The potential role of IGFBP3 in the pathogenesis of hypertrophic cardiomyopathy

To investigate the potential role of IGFBP3 in the pathogenesis of HCM, two distinct subgroups were identified based on IGFBP3 expression, with 53 patients in each subgroup (Figure 4A). Pathway enrichment analysis was performed to uncover the different biological features between groups. A total of 30 significantly different HALLMARKS pathways were identified (Figure 4B).
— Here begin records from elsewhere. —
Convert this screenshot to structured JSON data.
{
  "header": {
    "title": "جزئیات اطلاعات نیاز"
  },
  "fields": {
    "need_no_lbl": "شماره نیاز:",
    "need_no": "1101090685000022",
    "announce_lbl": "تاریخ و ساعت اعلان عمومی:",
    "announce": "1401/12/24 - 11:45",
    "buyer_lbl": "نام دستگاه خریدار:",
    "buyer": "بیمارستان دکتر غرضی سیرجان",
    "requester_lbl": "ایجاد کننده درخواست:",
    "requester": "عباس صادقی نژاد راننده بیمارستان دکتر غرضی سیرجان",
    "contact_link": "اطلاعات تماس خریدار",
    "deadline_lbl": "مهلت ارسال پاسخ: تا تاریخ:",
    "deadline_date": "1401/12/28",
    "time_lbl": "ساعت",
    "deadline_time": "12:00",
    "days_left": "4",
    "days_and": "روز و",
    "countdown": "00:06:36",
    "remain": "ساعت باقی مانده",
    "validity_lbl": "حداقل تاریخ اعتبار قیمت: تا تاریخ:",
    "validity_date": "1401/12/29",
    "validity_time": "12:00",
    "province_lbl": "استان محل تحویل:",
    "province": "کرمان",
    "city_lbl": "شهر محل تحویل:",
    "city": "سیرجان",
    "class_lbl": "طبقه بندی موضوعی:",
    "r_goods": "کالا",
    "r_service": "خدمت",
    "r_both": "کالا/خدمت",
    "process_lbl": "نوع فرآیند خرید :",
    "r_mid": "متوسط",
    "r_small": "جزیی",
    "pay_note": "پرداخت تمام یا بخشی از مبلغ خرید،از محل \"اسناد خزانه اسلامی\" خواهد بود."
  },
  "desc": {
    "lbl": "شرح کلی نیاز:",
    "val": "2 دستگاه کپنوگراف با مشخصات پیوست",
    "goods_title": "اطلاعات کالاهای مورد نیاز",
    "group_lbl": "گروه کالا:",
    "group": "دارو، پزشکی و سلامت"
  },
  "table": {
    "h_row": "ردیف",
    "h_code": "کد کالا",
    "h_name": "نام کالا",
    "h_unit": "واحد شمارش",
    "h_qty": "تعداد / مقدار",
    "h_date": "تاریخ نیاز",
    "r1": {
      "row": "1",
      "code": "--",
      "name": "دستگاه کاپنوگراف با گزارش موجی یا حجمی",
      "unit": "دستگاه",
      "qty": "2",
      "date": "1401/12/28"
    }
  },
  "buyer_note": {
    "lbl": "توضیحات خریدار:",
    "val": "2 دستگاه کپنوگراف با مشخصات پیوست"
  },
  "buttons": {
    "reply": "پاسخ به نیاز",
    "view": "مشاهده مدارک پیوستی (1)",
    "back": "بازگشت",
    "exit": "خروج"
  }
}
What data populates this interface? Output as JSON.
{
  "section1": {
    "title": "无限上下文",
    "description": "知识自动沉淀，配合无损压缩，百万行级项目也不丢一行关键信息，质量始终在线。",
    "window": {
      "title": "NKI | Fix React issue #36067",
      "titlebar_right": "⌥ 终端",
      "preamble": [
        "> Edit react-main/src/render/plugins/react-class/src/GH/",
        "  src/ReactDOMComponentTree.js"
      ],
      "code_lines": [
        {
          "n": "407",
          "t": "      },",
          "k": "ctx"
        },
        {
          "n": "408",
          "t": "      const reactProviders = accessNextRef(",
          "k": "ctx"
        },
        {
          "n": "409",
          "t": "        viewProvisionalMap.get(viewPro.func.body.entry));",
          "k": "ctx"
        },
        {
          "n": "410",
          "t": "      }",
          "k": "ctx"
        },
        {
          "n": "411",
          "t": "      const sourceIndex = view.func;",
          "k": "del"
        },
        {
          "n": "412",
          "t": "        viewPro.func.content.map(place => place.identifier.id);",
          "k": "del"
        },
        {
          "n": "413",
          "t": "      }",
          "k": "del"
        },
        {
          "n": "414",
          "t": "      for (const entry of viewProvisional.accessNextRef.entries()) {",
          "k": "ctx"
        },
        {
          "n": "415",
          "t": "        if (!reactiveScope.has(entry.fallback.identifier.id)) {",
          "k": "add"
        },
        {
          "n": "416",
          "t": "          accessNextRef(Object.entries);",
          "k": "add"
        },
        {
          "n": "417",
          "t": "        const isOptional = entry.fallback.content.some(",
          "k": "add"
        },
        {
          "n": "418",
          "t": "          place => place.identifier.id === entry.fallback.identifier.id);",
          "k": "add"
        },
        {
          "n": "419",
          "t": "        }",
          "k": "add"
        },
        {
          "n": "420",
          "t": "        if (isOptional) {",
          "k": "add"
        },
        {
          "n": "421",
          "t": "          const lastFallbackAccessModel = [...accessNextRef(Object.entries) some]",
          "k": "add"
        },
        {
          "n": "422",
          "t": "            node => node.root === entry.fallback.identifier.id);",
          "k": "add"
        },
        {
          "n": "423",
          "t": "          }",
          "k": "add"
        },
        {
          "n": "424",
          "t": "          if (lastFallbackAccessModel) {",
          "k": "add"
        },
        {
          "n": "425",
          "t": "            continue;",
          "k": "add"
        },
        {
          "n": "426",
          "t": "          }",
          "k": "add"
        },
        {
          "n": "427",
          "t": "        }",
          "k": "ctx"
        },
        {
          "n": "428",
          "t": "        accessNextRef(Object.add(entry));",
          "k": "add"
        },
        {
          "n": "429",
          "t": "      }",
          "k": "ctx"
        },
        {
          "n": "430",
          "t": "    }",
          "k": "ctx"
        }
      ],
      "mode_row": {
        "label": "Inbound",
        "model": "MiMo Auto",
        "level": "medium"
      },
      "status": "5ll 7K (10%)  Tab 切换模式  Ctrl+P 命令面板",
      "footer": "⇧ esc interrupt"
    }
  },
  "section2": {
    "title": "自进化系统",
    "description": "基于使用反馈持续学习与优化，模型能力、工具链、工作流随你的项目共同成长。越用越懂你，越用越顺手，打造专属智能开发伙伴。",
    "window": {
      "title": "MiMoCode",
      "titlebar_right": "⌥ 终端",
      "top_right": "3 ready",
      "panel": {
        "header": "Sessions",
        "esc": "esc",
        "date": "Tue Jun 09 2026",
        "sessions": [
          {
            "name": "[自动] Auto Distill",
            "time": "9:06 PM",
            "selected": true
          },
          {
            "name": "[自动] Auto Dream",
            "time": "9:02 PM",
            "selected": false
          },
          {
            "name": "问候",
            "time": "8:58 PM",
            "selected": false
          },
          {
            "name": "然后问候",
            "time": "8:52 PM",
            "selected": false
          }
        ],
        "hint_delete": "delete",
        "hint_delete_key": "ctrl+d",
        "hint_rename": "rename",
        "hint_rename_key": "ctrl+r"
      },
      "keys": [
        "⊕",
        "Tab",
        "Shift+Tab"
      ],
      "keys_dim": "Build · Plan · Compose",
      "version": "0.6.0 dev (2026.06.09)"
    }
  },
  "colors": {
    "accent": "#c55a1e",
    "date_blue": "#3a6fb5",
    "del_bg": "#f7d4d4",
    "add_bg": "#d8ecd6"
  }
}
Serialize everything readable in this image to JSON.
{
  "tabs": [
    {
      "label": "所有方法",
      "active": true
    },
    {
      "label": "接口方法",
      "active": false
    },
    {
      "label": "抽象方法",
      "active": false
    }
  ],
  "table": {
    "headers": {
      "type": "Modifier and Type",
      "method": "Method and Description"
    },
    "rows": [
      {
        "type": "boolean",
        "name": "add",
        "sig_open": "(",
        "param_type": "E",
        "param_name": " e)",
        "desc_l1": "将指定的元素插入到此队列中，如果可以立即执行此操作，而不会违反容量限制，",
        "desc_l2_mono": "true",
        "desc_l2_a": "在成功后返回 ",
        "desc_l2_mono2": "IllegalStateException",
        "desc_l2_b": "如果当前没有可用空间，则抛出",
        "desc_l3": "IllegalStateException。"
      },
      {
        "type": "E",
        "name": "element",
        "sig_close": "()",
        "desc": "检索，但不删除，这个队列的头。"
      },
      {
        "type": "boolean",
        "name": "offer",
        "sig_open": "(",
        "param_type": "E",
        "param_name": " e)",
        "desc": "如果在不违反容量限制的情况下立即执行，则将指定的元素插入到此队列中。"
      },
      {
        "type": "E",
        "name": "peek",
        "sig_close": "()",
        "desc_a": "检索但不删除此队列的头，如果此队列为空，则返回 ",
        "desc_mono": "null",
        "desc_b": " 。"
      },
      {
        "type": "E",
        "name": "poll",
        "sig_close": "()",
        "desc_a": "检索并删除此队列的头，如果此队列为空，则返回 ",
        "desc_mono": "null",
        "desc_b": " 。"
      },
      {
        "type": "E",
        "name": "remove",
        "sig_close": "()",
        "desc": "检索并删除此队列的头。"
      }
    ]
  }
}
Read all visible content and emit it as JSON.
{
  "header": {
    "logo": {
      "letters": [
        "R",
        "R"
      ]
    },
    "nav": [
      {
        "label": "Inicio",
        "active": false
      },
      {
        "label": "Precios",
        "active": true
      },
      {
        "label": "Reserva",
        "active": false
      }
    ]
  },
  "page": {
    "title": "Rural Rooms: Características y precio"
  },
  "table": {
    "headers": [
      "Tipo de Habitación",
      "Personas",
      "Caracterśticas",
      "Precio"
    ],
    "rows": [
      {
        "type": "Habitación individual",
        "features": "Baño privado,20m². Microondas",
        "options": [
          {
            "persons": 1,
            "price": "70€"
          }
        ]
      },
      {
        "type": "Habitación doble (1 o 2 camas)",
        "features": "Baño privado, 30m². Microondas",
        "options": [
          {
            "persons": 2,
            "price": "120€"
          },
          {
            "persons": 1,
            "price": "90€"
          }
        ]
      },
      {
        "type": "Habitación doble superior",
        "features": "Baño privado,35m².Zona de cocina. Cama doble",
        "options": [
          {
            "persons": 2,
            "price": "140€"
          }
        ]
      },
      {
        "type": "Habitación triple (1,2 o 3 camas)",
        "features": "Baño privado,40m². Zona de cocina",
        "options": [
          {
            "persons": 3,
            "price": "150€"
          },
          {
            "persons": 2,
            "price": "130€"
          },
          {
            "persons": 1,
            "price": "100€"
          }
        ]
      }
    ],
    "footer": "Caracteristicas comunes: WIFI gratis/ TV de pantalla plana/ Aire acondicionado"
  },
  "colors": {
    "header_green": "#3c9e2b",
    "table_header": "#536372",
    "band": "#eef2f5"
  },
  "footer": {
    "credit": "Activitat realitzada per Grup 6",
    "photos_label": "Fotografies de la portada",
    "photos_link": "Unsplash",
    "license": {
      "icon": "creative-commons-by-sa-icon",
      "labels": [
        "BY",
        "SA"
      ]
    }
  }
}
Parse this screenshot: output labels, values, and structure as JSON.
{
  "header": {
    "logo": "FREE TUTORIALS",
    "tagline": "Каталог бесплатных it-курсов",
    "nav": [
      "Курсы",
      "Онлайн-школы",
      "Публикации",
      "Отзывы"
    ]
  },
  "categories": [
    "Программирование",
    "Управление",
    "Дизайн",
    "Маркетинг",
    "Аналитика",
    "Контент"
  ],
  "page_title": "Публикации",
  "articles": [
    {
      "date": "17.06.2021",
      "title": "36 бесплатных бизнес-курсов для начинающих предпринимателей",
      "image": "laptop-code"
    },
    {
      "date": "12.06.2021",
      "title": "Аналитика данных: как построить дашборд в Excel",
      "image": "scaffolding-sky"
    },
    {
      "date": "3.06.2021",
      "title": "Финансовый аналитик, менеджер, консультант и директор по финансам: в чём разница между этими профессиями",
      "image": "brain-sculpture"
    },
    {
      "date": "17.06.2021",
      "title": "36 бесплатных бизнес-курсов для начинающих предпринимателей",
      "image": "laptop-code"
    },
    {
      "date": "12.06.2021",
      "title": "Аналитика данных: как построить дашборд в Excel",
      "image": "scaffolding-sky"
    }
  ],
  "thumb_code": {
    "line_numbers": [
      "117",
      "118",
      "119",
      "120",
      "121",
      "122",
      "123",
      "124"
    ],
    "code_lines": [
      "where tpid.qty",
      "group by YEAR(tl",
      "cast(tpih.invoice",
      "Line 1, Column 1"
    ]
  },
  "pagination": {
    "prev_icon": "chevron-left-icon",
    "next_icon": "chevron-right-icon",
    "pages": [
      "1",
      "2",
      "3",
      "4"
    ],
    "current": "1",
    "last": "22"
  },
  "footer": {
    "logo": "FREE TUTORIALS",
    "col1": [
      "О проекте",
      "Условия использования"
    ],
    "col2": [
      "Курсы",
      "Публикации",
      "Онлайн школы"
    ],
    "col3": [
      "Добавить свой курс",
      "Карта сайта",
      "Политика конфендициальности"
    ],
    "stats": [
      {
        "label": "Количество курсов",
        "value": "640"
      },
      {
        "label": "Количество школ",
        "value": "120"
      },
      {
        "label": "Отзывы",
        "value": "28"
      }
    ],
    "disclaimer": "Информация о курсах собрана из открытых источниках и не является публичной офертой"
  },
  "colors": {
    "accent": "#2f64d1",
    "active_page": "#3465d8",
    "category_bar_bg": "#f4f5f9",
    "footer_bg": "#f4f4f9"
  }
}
The epithelial mesenchymal transition, angiogenesis, and inflammation-related pathways (including interferon response pathways, IL6-JAK-STAT3 signaling, TNFα signaling via NFκB) were highly enriched in the subgroup with high IGFBP3 expression, while fatty acid metabolism, bile acid metabolism and adipogenesis pathways were more enriched in the subgroup with low IGFBP3. Among 60 different KEGG pathways, renin angiotensin system, natural killer cell mediated cytotoxicity, leukocyte trans-endothelial migration, chemokine signaling, and extracellular matrix (ECM) receptor interaction were more enriched in subgroup with high IGFBP3, while the counterpart subgroup had highly enriched fatty acid metabolism and β-alanine metabolism pathways (Figure 3C). The GSVA results indicated that pathways involving cardiac remodeling and inflammation response were highly enriched in the subgroup with high IGFBP3 expression.

FIGURE 4

FIGURE 4. Biological enrichment analysis of the two m6A subgroups based on IGFBP3 expression. (A) Difference in the expression of IGFBP3 between subgroups (Wilcox rank sum test). (B) The top 30 different HALLMARKS pathways between distinct m6A subgroups. (C) The top 30 different Kyoto Encyclopedia of Genes and Genomes pathways between distinct m6A subgroups. (D)The process of weighted gene co-expression network analysis (WGCNA). Identification of the soft-thresholding power for the optimal scale-free topology fit index (left) and mean connectivity (right). The optimal soft threshold power was six. (E) The process of WGCNA. The dendrogram represented the gene clustering, and the color row beneath indicated the six modules identified after dynamic tree cut and mergence of similar modules. (F) Module-trait relationships demonstrating correlation between the modules identified through WGCNA and IGFBP3 subgroups using spearman analysis. (G) A scatterplot of gene significance (GS) vs. module membership (MM) in turquoise module. (H) Gene Ontology analysis of turquoise module illustrated by bubble plot. (I) Kyoto Encyclopedia of Genes and Genomes analysis of turquoise module illustrated by bubble plot.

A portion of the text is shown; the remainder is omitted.